Published online by Cambridge University Press: 05 September 2012
Reading Benjamin Constant provides a privileged access to the unfolding and gradual crystallization of modern continental liberal constitutionalism within and against a republican background. His experience parallels Germaine de Staël's, but because Constant was a more explicitly reflective and systematic political thinker, we can see this process develop in a more lucid manner. With Constant as our guide, we trace another political pathway for the emergence of postrevolutionary French liberalism. As we have seen, with the king deposed, monarchy's main doctrinal antagonist, republicanism, failed to fill the vacuum of authority and neutrality at the center of the state. This incapacity impelled a young generation of republicans, notably including Staël and Constant, to question their initial commitments and search for more effective political solutions. Encountering theories of rights, they produced a body of thought that gradually broke, though not completely, with its republican past, to become an independent and distinctive political doctrine.

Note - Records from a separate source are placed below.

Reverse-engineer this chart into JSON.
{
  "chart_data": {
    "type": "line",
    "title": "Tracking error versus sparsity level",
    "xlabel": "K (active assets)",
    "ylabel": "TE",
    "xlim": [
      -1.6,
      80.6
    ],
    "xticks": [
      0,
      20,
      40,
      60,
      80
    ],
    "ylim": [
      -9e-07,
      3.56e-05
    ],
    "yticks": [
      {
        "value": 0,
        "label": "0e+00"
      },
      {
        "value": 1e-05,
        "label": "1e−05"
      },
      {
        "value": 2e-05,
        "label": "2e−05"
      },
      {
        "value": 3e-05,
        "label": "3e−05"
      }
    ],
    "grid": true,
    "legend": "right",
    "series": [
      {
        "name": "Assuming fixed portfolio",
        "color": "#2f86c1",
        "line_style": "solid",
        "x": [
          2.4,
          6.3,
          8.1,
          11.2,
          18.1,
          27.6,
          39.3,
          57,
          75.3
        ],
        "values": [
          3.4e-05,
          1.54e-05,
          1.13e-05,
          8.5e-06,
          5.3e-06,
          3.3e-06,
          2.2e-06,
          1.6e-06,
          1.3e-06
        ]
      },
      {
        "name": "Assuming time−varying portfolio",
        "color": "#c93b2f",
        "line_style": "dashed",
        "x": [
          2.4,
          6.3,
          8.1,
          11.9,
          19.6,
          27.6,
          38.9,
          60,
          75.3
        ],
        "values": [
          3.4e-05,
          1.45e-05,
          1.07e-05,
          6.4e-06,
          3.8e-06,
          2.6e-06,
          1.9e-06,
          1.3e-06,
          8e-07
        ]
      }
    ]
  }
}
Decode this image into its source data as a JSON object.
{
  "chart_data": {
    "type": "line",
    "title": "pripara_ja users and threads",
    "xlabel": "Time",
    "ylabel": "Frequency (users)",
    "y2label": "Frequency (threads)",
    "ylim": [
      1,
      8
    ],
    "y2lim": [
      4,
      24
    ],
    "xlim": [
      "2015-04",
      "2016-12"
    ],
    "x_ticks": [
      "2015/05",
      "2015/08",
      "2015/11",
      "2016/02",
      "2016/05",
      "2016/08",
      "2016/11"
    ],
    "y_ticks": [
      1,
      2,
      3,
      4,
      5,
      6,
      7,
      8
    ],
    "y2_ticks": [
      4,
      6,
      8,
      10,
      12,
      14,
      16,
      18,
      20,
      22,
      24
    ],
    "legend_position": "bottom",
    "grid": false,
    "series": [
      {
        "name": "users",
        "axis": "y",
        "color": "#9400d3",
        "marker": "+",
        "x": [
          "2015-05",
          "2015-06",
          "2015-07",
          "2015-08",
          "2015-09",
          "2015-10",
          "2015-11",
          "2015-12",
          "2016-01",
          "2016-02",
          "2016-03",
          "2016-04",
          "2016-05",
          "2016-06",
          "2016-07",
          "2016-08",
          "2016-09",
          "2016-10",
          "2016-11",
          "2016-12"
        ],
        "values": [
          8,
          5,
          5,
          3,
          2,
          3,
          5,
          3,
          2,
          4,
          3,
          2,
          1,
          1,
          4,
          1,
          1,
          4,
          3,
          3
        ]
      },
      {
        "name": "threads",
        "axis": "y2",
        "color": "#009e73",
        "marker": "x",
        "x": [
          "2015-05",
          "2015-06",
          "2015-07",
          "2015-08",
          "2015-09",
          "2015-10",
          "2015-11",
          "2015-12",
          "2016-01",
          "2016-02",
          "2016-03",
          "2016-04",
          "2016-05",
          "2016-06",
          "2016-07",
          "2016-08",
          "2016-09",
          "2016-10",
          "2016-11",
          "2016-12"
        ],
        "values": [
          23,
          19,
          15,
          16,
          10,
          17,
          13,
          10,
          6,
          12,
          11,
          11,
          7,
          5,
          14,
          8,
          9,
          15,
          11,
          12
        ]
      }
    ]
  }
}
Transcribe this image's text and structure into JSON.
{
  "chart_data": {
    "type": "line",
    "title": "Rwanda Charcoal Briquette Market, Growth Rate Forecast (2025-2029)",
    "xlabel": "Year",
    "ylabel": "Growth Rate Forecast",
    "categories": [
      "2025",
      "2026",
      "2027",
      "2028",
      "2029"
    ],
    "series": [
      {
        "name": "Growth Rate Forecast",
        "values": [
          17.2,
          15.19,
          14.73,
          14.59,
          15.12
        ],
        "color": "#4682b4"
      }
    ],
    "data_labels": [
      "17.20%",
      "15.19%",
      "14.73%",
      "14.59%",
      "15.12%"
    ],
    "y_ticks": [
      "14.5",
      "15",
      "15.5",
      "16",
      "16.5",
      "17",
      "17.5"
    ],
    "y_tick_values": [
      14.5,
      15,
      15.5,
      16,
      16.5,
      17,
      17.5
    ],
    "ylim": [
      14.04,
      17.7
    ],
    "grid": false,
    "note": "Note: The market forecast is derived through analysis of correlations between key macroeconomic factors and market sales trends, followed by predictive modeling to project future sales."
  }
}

Their liberalism faced two strong adversaries, each also competing to replace the deposed king. The political spectrum polarized between counterrevolutionaries and radical republicans. Satisfied with neither position, the generation of new liberals understood that substitution for the monarch demanded new instruments that could wear a magisterial mantle of neutrality. To this end, they designed a strategy of transcendence to supersede the radical and conservative extremes. They did so by raising the level of abstraction to constitute an impartial and objective point of view from which neutrality, detached from the person of the king, could reappear in the formal and procedural activities of the state's institutional ensemble.